Христофорский, вскоре уволенный от занимаемой им должности при кладовой, долго, упорно держался даровой квартиры и переехал на другую квартиру только тогда, когда пришли плотники ее переделывать.
Он не пропал. Счастье, в которое он верил, стало служить ему.
В палате прежде всего стал носиться слух, что купец миллионер не отказал ему, а сказал: ‘Я очень рад отдать за вас дочь свою, только дослужитесь до столоначальника’. Этот слух и необычайное усердие, с каким он стал служить, помогли ему. Года через два он уже был сам столоначальником. Стуколкин сначала воевал с ним, требовал с него денег, разглашал про него, что он и скотина и мерзавец, наконец, присмирел, только перестал отвечать ему, когда тот о чем-нибудь его спрашивал.

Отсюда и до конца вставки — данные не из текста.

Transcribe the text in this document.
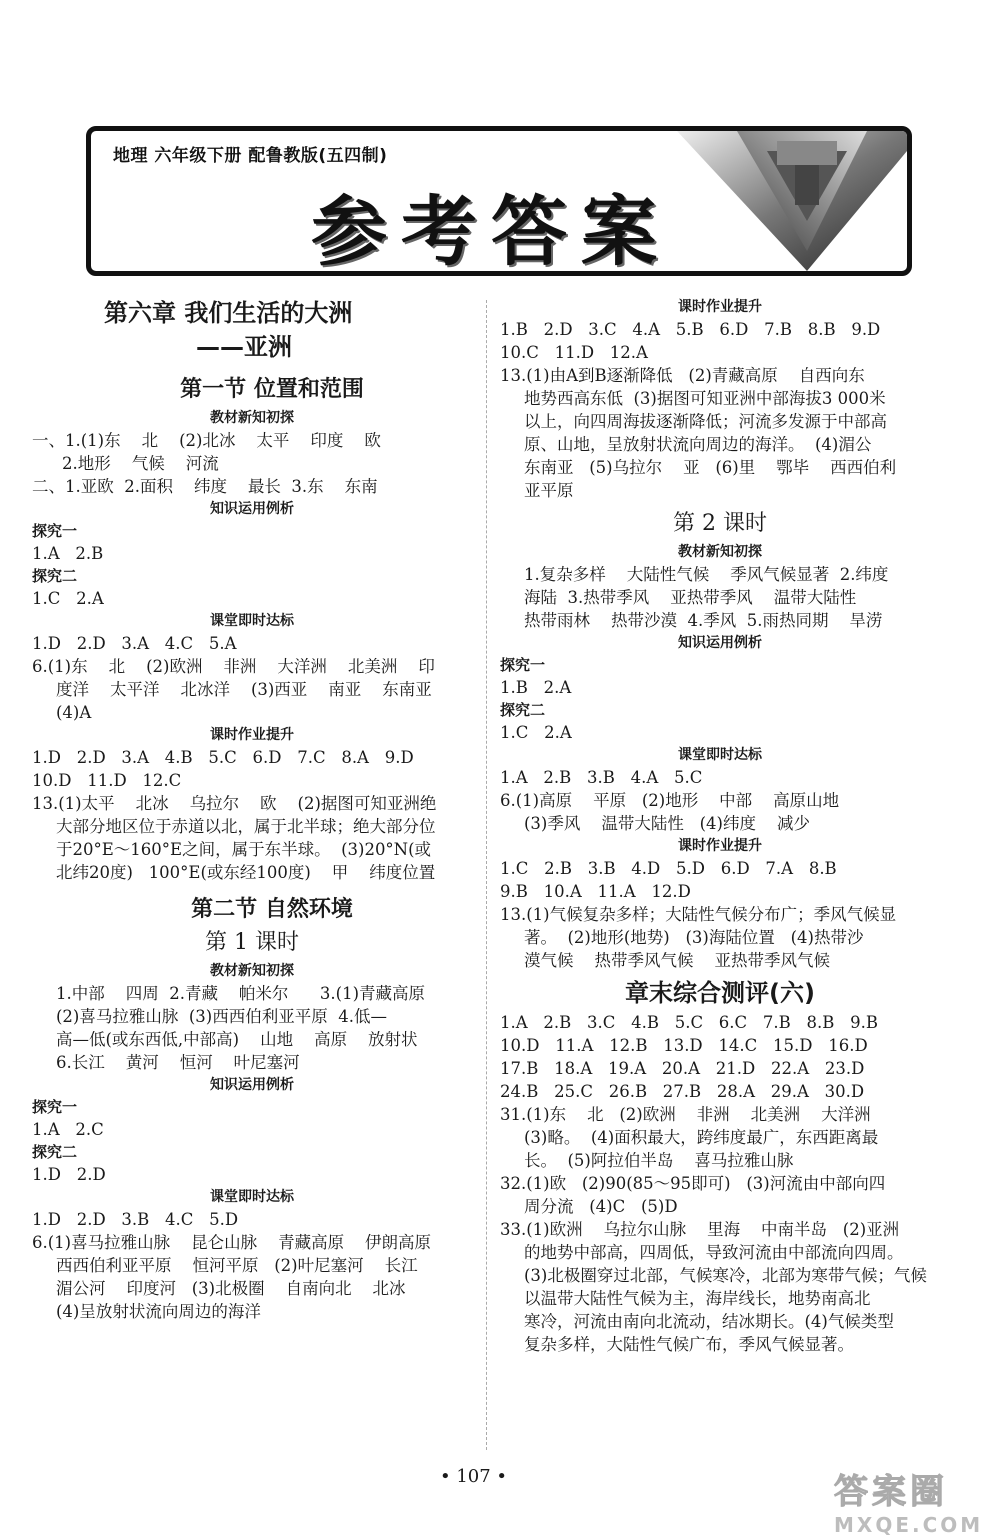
地理 六年级下册 配鲁教版(五四制)
参考答案
第六章 我们生活的大洲
——亚洲
第一节 位置和范围
教材新知初探
一、1.(1)东    北    (2)北冰    太平    印度    欧
2.地形    气候    河流
二、1.亚欧  2.面积    纬度    最长  3.东    东南
知识运用例析
探究一
1.A   2.B
探究二
1.C   2.A
课堂即时达标
1.D   2.D   3.A   4.C   5.A
6.(1)东    北    (2)欧洲    非洲    大洋洲    北美洲    印
度洋    太平洋    北冰洋    (3)西亚    南亚    东南亚
(4)A
课时作业提升
1.D   2.D   3.A   4.B   5.C   6.D   7.C   8.A   9.D
10.D   11.D   12.C
13.(1)太平    北冰    乌拉尔    欧    (2)据图可知亚洲绝
大部分地区位于赤道以北，属于北半球；绝大部分位
于20°E～160°E之间，属于东半球。  (3)20°N(或
北纬20度)   100°E(或东经100度)    甲    纬度位置
第二节 自然环境
第 1 课时
教材新知初探
1.中部    四周  2.青藏    帕米尔      3.(1)青藏高原
(2)喜马拉雅山脉  (3)西西伯利亚平原  4.低—
高—低(或东西低,中部高)    山地    高原    放射状
6.长江    黄河    恒河    叶尼塞河
知识运用例析
探究一
1.A   2.C
探究二
1.D   2.D
课堂即时达标
1.D   2.D   3.B   4.C   5.D
6.(1)喜马拉雅山脉    昆仑山脉    青藏高原    伊朗高原
西西伯利亚平原    恒河平原   (2)叶尼塞河    长江
湄公河    印度河   (3)北极圈    自南向北    北冰
(4)呈放射状流向周边的海洋
课时作业提升
1.B   2.D   3.C   4.A   5.B   6.D   7.B   8.B   9.D
10.C   11.D   12.A
13.(1)由A到B逐渐降低   (2)青藏高原    自西向东
地势西高东低  (3)据图可知亚洲中部海拔3 000米
以上，向四周海拔逐渐降低；河流多发源于中部高
原、山地，呈放射状流向周边的海洋。  (4)湄公
东南亚   (5)乌拉尔    亚   (6)里    鄂毕    西西伯利
亚平原
第 2 课时
教材新知初探
1.复杂多样    大陆性气候    季风气候显著  2.纬度
海陆  3.热带季风    亚热带季风    温带大陆性
热带雨林    热带沙漠  4.季风  5.雨热同期    旱涝
知识运用例析
探究一
1.B   2.A
探究二
1.C   2.A
课堂即时达标
1.A   2.B   3.B   4.A   5.C
6.(1)高原    平原   (2)地形    中部    高原山地
(3)季风    温带大陆性   (4)纬度    减少
课时作业提升
1.C   2.B   3.B   4.D   5.D   6.D   7.A   8.B
9.B   10.A   11.A   12.D
13.(1)气候复杂多样；大陆性气候分布广；季风气候显
著。  (2)地形(地势)   (3)海陆位置   (4)热带沙
漠气候    热带季风气候    亚热带季风气候
章末综合测评(六)
1.A   2.B   3.C   4.B   5.C   6.C   7.B   8.B   9.B
10.D   11.A   12.B   13.D   14.C   15.D   16.D
17.B   18.A   19.A   20.A   21.D   22.A   23.D
24.B   25.C   26.B   27.B   28.A   29.A   30.D
31.(1)东    北   (2)欧洲    非洲    北美洲    大洋洲
(3)略。  (4)面积最大，跨纬度最广，东西距离最
长。  (5)阿拉伯半岛    喜马拉雅山脉
32.(1)欧   (2)90(85～95即可)   (3)河流由中部向四
周分流   (4)C   (5)D
33.(1)欧洲    乌拉尔山脉    里海    中南半岛   (2)亚洲
的地势中部高，四周低，导致河流由中部流向四周。
(3)北极圈穿过北部，气候寒冷，北部为寒带气候；气候
以温带大陆性气候为主，海岸线长，地势南高北
寒冷，河流由南向北流动，结冰期长。(4)气候类型
复杂多样，大陆性气候广布，季风气候显著。
• 107 •	答案圈
MXQE.COM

Прошло еще лет пять, Христофорский стал еще опытнее и, по совету одного обязательного чиновника, женился на содержанке какого-то богача, разумеется, для того только, чтобы дать свое имя ее детям. С женой своей он выезжал кататься под качели, иногда сопровождал ее в театр, но не смел и носу показать в ее спальню. Он получал от нее нечто вроде жалованья, копил деньги и был очень доволен судьбой своей, даже гордился своим положением.
В 1847 году я слышал, не знаю, правда ли, что Христофорский был уже переведен на порядочное место в какой-то губернский город. Гордо ходил он с орденом на шее и по-прежнему считал себя самым умным человеком в целом городе. Не знаю, правда ли?